2. Definitions of Information Classes
- Public: Information intended for public dissemination, the disclosure of which poses no risk to the Company (e.g., marketing materials, public blog posts).
- Internal: Information for use within the organization, not publicly available, the unauthorized disclosure of which could cause limited harm to the Company (e.g., internal procedures, meeting notes).
- Confidential: Key business and technical information, the unauthorized disclosure of which could cause serious harm to the Company, its clients, or partners (e.g., source code, financial data).
- Personal Data: Any information relating to an identified or identifiable natural person, processed by the Company on its own behalf or on behalf of its clients, subject to special protection under the GDPR.
3. Security Measures Matrix
| Security Measure / Principle | Public | Internal | Confidential | Personal Data |
|---|---|---|---|---|
| ACCESS CONTROL | ||||
| Access Restriction (Authentication) | – | ✓ | ✓ | ✓ |
| Role-Based Access Control (RBAC) | – | ✓ | ✓ | ✓ |
| Principle of Least Privilege | – | ✓ | ✓ | ✓ |
| Two-Factor Authentication (2FA/MFA) Requirement | – | ✓ | ✓ | ✓ |
| Access Logging and Monitoring | – | ✓ | ✓ | ✓ |
| ENCRYPTION | ||||
| Encryption in Transit (TLS 1.2+) | ✓ | ✓ | ✓ | ✓ |
| Encryption at Rest (AES-256) | – | ✓ | ✓ | ✓ |
| DATA LIFECYCLE MANAGEMENT | ||||
| Information Labeling/Tagging | – | ✓ | ✓ | ✓ |
| Restrictions on External Sharing | – | ✓ | ✓ | ✓ |
| Defined Retention Period | – | ✓ | ✓ | ✓ |
| Secure Deletion Procedure | – | ✓ | ✓ | ✓ |
| RESILIENCE & BUSINESS CONTINUITY | ||||
| Regular Backups | ✓ | ✓ | ✓ | ✓ |
| Disaster Recovery Plan (DRP) | – | ✓ | ✓ | ✓ |
| Network Security (WAF, Firewall) | ✓ | ✓ | ✓ | ✓ |
| Malware Protection | ✓ | ✓ | ✓ | ✓ |
| ORGANIZATIONAL & LEGAL MEASURES | ||||
| Staff Security Training | – | ✓ | ✓ | ✓ |
| Clean Desk and Clear Screen Policy | – | ✓ | ✓ | ✓ |
| Non-Disclosure Agreements (NDAs) | – | ✓ | ✓ | ✓ |
| Application of Privacy by Design Principles | – | – | – | ✓ |
| Data Processing Agreement (DPA) | – | – | – | ✓ |
| Support for GDPR Data Subject Rights | – | – | – | ✓ |
Legend:
✓ – Measure is required and applied.
– – Measure is not required or not applicable.
4. Final Provisions
This matrix defines the standard, minimum levels of security.
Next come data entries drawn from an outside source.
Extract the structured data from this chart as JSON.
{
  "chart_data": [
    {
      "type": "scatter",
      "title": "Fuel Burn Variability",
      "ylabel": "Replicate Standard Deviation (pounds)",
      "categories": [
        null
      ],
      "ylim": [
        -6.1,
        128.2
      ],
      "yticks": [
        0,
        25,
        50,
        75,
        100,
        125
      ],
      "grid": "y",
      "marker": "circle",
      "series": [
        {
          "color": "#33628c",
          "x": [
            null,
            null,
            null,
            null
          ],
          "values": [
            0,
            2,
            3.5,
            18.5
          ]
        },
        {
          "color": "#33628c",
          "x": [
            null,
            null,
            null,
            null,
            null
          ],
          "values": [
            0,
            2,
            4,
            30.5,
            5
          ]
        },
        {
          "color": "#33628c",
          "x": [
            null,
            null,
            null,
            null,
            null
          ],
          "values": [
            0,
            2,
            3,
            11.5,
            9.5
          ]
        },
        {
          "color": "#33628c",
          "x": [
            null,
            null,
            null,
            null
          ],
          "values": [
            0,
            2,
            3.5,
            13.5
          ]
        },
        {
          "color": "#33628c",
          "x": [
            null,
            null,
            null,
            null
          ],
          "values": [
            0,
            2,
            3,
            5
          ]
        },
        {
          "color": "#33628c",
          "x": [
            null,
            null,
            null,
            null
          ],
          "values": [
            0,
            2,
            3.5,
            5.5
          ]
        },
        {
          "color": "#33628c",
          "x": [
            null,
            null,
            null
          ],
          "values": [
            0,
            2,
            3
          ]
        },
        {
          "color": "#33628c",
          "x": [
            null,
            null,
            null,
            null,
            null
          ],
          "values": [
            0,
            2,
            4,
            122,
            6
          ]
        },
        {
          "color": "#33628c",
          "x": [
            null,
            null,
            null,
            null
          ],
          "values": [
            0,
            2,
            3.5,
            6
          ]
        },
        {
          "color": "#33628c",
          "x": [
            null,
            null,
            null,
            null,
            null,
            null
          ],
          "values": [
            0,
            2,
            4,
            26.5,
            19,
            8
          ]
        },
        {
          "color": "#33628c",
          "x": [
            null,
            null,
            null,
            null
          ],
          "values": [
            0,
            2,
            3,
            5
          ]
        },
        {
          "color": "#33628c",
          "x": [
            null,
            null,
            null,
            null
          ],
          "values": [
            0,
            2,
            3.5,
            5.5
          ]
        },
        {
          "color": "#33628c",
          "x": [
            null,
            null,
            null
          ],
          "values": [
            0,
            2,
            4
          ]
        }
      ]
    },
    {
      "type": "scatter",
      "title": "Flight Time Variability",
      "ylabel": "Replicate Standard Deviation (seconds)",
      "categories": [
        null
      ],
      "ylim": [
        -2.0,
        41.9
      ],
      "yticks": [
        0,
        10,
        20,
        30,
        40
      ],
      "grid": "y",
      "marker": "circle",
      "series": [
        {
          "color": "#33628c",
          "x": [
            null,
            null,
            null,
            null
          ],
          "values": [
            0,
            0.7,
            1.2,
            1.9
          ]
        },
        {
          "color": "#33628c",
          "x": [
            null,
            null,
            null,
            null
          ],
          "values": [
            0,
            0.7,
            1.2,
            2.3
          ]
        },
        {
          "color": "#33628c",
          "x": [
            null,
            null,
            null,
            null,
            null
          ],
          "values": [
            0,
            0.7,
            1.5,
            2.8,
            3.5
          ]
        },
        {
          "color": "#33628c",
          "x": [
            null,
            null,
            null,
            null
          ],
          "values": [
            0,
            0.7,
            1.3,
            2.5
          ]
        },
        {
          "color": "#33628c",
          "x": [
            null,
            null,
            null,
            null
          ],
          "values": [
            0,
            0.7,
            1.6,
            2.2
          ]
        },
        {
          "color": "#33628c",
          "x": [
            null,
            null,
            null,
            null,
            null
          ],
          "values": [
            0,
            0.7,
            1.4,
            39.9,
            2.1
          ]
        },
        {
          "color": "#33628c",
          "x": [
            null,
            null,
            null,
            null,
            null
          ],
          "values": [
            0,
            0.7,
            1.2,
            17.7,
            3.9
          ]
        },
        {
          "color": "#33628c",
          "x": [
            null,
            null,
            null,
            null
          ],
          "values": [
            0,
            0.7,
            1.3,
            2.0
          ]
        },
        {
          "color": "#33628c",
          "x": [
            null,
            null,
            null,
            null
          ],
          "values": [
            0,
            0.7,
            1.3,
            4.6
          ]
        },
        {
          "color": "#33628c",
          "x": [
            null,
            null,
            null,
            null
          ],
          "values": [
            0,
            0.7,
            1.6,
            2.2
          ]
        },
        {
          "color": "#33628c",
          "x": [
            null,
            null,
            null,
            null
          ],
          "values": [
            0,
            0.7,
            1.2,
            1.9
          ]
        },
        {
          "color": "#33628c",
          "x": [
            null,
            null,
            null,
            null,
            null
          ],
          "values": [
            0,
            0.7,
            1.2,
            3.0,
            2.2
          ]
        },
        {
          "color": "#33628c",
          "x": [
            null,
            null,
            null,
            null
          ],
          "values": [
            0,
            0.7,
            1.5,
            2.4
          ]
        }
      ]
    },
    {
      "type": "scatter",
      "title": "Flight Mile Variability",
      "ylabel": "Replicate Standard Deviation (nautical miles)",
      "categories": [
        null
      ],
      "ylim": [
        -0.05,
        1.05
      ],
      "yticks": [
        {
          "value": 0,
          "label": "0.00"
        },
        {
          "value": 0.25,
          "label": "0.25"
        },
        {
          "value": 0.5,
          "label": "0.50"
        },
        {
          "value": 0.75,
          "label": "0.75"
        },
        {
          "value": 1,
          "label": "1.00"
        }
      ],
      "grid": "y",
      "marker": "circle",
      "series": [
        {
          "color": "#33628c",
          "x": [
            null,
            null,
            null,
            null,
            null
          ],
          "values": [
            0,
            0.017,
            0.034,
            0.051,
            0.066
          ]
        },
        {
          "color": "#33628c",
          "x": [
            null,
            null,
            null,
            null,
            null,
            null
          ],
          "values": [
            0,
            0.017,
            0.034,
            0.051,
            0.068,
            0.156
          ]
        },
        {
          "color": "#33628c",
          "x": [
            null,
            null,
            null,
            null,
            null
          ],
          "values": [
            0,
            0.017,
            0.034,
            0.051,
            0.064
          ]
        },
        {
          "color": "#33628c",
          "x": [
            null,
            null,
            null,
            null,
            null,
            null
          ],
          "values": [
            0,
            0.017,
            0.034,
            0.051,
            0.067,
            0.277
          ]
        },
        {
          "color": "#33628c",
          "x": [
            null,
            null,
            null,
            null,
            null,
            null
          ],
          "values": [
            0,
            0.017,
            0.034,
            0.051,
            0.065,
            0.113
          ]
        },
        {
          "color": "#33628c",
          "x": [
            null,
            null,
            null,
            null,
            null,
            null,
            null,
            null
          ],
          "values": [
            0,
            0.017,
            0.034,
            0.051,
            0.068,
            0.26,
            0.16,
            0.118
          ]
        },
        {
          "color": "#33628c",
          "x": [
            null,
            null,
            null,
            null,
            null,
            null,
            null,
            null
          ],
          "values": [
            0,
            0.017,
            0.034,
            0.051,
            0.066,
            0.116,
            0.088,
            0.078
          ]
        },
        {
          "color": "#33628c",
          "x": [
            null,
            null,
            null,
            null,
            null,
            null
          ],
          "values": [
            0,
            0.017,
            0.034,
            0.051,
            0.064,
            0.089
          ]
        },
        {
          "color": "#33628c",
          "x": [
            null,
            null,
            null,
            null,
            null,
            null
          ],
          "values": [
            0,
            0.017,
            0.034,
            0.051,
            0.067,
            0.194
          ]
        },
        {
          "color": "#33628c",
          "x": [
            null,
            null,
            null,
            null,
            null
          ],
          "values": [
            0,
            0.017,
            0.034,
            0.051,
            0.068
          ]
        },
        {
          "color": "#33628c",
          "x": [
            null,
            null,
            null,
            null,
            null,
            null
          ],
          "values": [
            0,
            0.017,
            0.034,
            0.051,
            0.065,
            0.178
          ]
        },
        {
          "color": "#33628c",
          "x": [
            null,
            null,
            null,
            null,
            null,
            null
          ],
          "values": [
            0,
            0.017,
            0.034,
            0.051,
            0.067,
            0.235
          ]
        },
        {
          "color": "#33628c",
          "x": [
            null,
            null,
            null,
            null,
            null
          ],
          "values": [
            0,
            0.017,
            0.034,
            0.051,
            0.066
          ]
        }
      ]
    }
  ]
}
The Information Security Officer, in consultation with the Management Board, may decide to apply additional or more restrictive security measures for specific information assets based on a risk analysis, contractual requirements, or applicable laws. This matrix is subject to regular review and updates along with the main Information Security Policy.